Wife swapping is so-so-yesterday.


New York magazine has a piece on what it dubs the new monogamy-i.e., “The New Monogamy. Until death do us part-except every Friday.”


The new thing, in other words, is cheatin’ and tellin’-telling on your self: “I was totally confused, because I’d assumed that once I found ‘the one,’ I would be done with [being attracted to others],’ says [new monogamy wife] Claire.” Claire’s interest in another man was upsetting at first: “But when her husband subsequently got a crush of his own, she was more prepared. ‘Now that it was his turn, I was in a position to understand,’ explains Claire. ‘So I told him, if he wanted to kiss her, that was okay-but I wanted to know about it, and I wanted that to be as far as things went without him talking to me first.'”
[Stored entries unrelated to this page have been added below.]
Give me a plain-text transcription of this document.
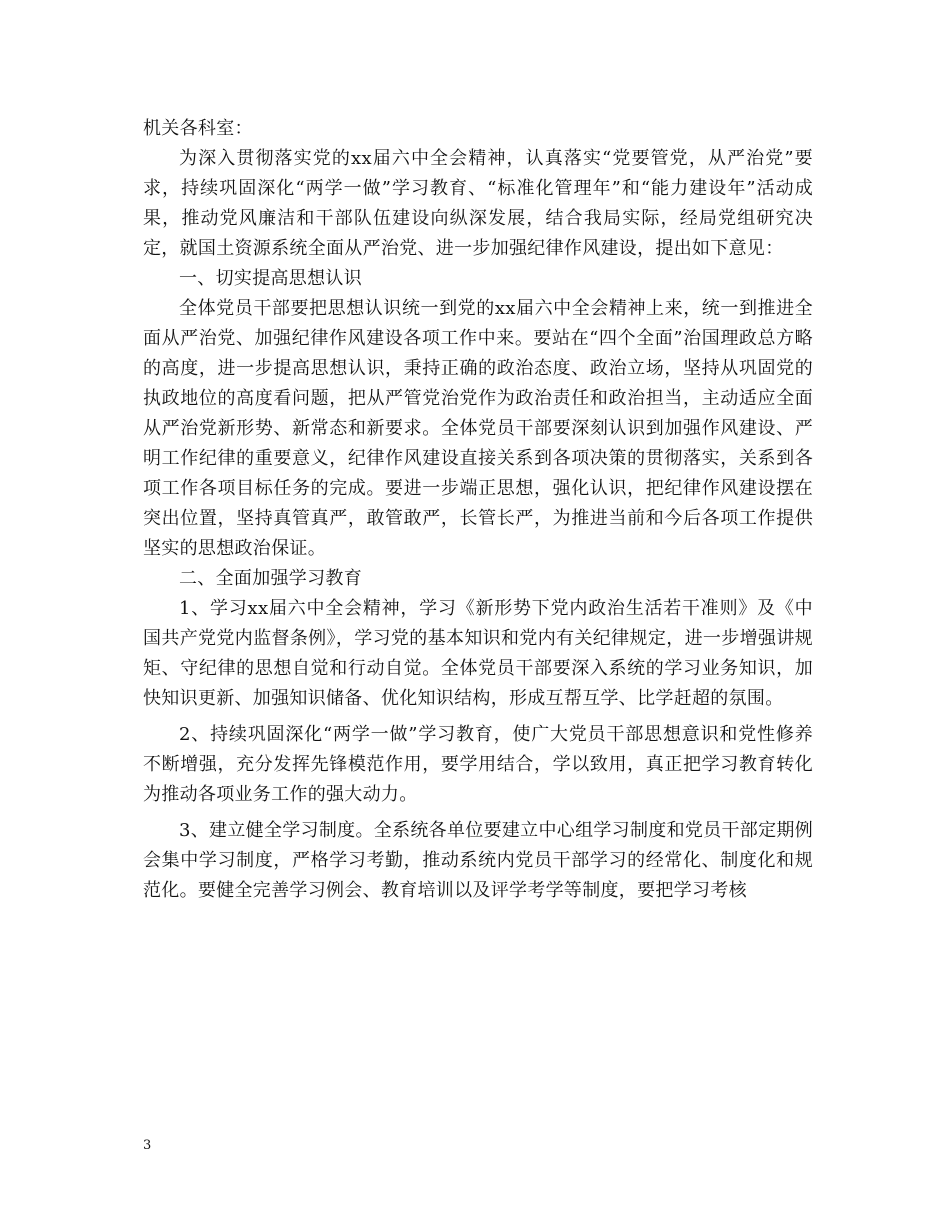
机关各科室：

为深入贯彻落实党的xx届六中全会精神，认真落实“党要管党，从严治党”要求，持续巩固深化“两学一做”学习教育、“标准化管理年”和“能力建设年”活动成果，推动党风廉洁和干部队伍建设向纵深发展，结合我局实际，经局党组研究决定，就国土资源系统全面从严治党、进一步加强纪律作风建设，提出如下意见：

一、切实提高思想认识

全体党员干部要把思想认识统一到党的xx届六中全会精神上来，统一到推进全面从严治党、加强纪律作风建设各项工作中来。要站在“四个全面”治国理政总方略的高度，进一步提高思想认识，秉持正确的政治态度、政治立场，坚持从巩固党的执政地位的高度看问题，把从严管党治党作为政治责任和政治担当，主动适应全面从严治党新形势、新常态和新要求。全体党员干部要深刻认识到加强作风建设、严明工作纪律的重要意义，纪律作风建设直接关系到各项决策的贯彻落实，关系到各项工作各项目标任务的完成。要进一步端正思想，强化认识，把纪律作风建设摆在突出位置，坚持真管真严，敢管敢严，长管长严，为推进当前和今后各项工作提供坚实的思想政治保证。

二、全面加强学习教育

1、学习xx届六中全会精神，学习《新形势下党内政治生活若干准则》及《中国共产党党内监督条例》，学习党的基本知识和党内有关纪律规定，进一步增强讲规矩、守纪律的思想自觉和行动自觉。全体党员干部要深入系统的学习业务知识，加快知识更新、加强知识储备、优化知识结构，形成互帮互学、比学赶超的氛围。

2、持续巩固深化“两学一做”学习教育，使广大党员干部思想意识和党性修养不断增强，充分发挥先锋模范作用，要学用结合，学以致用，真正把学习教育转化为推动各项业务工作的强大动力。

3、建立健全学习制度。全系统各单位要建立中心组学习制度和党员干部定期例会集中学习制度，严格学习考勤，推动系统内党员干部学习的经常化、制度化和规范化。要健全完善学习例会、教育培训以及评学考学等制度，要把学习考核

3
Sure, I’d call them plain old degenerates, but the new monogamy [and I doubt that it’s as widespread as the magazine makes it appear] rests on a debased notion of what marriage means. As the magazine notes:


“The idea of jimmying the lock on monogamy is not new, of course. Even before marriage made the leap from an institution designed to protect property to something a bit more intimate (and in recent decades, with the changes wrought by feminism, to a freely chosen option for women), early American communes like the Oneida Community, founded in 1848, advocated nonpossessive love and ‘complex’ (i.e., nonexclusive) marriage. In the fifties, Kinsey’s researchers swapped spouses. And by the seventies, the more daring members of the divorce-slash-therapy generation were experimenting with the form: key parties, organized swinger communities, and-inspired by the 1972 book Open Marriage, by George and Nena O’Neill-sanctioned slutting around.


“It never quite caught on, though, in part because the prospects of extramarital relationships (or even temptations) were so heavily skewed toward men, who had all the freedoms and fewer erotic prohibitions. These days, however, a woman is as likely as a man to attend a sales conference in Des Moines. E-mail, text messaging, and online porn and personals provide both men and women with privacy and virtual intimacy. Both sexes stay single longer, and variety is built into the way they think of their sex lives. The increasingly open gay community has dramatized the fact that there isn’t just one way to be two. Even evolutionary psychologists, once stalwarts of the men-cheat-women-cling school, are questioning whether females are innately monogamous. Perhaps this time around, seventies-style swinging and slutting will actually be feasible-and fair.”


The New Monogamy-yet another benefit conferred by radical feminism.